Picture it… Pittsburgh, 2017 (the year the Delta Foundation sold the name of Pride to EQT), mid-June; it was the first sunny day in the city in almost three weeks. The boys were donning their glitter and gold in preparation of the parade.
For all its faults then, Pittsburgh’s Pride was an annual event that kicked off summer. Every year, without fail, it rained throughout the entirety of the Three Rivers Arts Festival. Perhaps a disgruntled painter or bead maker couldn’t get a booth at the festival many moons ago and cursed the artisanal event. He or she may have boogied down to the world’s most potent rain dance. Or perhaps Pittsburgh in early June is just notoriously wet.
Pride may goeth before the fall, but it always came after the rain, and you can’t make rainbows without rain.
At nine o’clock on that Sunday morning, I gathered with a group of improvisers and comedians from the Arcade Comedy Theater, LGBTQ and allies, to march in the parade.
The year before, I marched with some friends from Starbucks. I was never a barista. I don’t even drink coffee, but a friend of mine who managed a Starbucks was wrangling marchers for the parade and I volunteered. The year before that, I marched with the Steel City Volleyball League. I did play volleyball…badly. I may be a serial marcher. I like being in the parade more than watching the parade, and making a firm commitment is enough to rouse me out of bed on a Sunday morning after partying Saturday night.
When the Arcade Comedy Theater opened, I met with Kristy Nolen and Abby Fudor on Banksville Road, at yet another Starbucks, where I sipped a large, black, unsweetened iced tea and we discussed LGBTQ comedy. Founders Nolen and Fudor, along with Nolen’s husband, Jeffrey, and Fudor’s now-husband Michael Rubino were new to Liberty Avenue, and they were excited to participate in Pittsburgh’s Pride. Kristy Nolen said, “We’re the new neighbors, and we want to show support. What can we do?”
We developed a weekend of LGBTQ comedy for Pride, which has since grown exponentially since that first big gay weekend in 2017. In 2018, we formed LGBTQ*Bert, an improv team made up of entirely LGBTQ improvisers. There were four of us in the beginning: John Feightner, Connor McCanlus, Kayleigh Blanchette Kingsbury, and me. It has also grown exponentially, with more than a dozen LGBTQ performers weaving in and out of its ranks.

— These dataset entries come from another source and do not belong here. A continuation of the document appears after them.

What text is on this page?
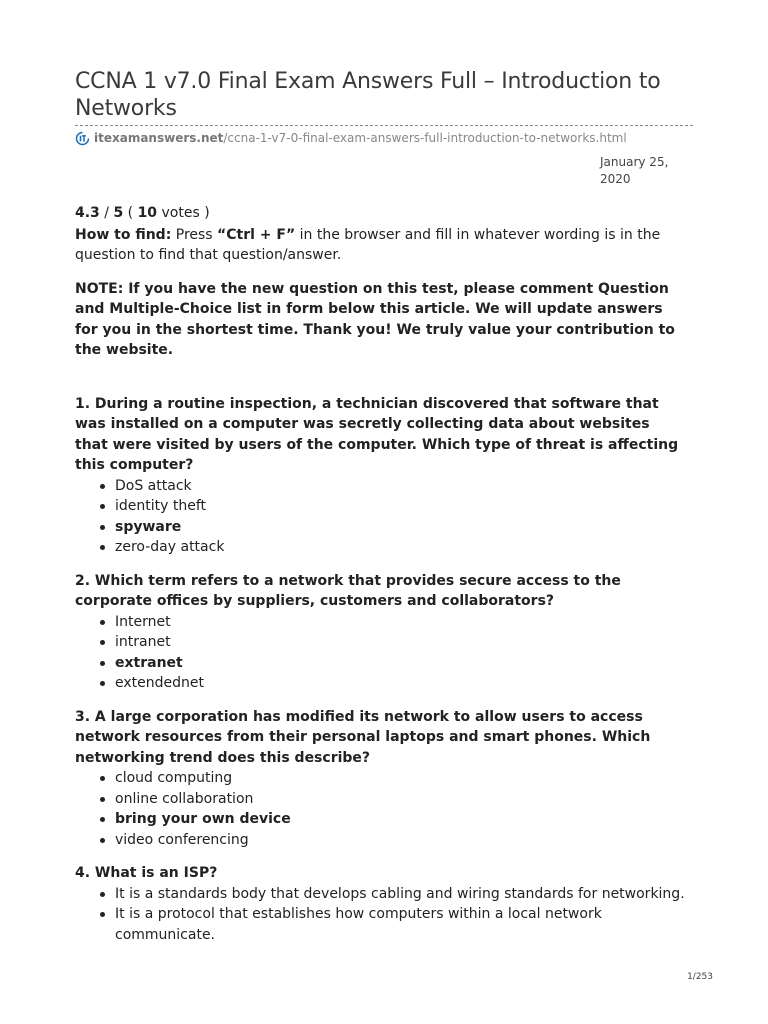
CCNA 1 v7.0 Final Exam Answers Full – Introduction to Networks
itexamanswers.net /ccna-1-v7-0-final-exam-answers-full-introduction-to-networks.html
January 25, 2020

4.3 / 5 ( 10 votes )

How to find: Press “Ctrl + F” in the browser and fill in whatever wording is in the question to find that question/answer.

NOTE: If you have the new question on this test, please comment Question and Multiple-Choice list in form below this article. We will update answers for you in the shortest time. Thank you! We truly value your contribution to the website.

1. During a routine inspection, a technician discovered that software that was installed on a computer was secretly collecting data about websites that were visited by users of the computer. Which type of threat is affecting this computer?

DoS attack
identity theft
spyware
zero-day attack

2. Which term refers to a network that provides secure access to the corporate offices by suppliers, customers and collaborators?

Internet
intranet
extranet
extendednet

3. A large corporation has modified its network to allow users to access network resources from their personal laptops and smart phones. Which networking trend does this describe?

cloud computing
online collaboration
bring your own device
video conferencing

4. What is an ISP?

It is a standards body that develops cabling and wiring standards for networking.
It is a protocol that establishes how computers within a local network communicate.
1/253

But in 2017, a small group of us gathered on that warm Sunday morning on the Boulevard of the Allies when an actual ally, Missy Moreno, sashayed down the street in a pink feather boa, wearing every conceivable color underneath. She was a walking rainbow. Jared Pascoe flipped up his sunglasses, clutched his coffee close, and went in for a hug. The first year, Pascoe’s Gay for Good and the Arcade Comedy Theater marched together. The following year, both groups were too large to march together.
Side note: Pascoe’s Golden Girls reenactment shows with Billy Mason, Jason Shavers, Conor McCanlus, and Brian Edwards reached near-legendary status. They sold out every year.
I stood by and watched Missy and Jared embrace and a special tingle went up and down my spine. My comedy world and my gay world merged for the first time.
That version of Pittsburgh Pride had a notorious reputation, but sometimes a flower pops up in the cracks of the cement. No matter what the circumstances, we must be grateful for those moments when we get a chance to celebrate our whole selves. That is what Pride is all about.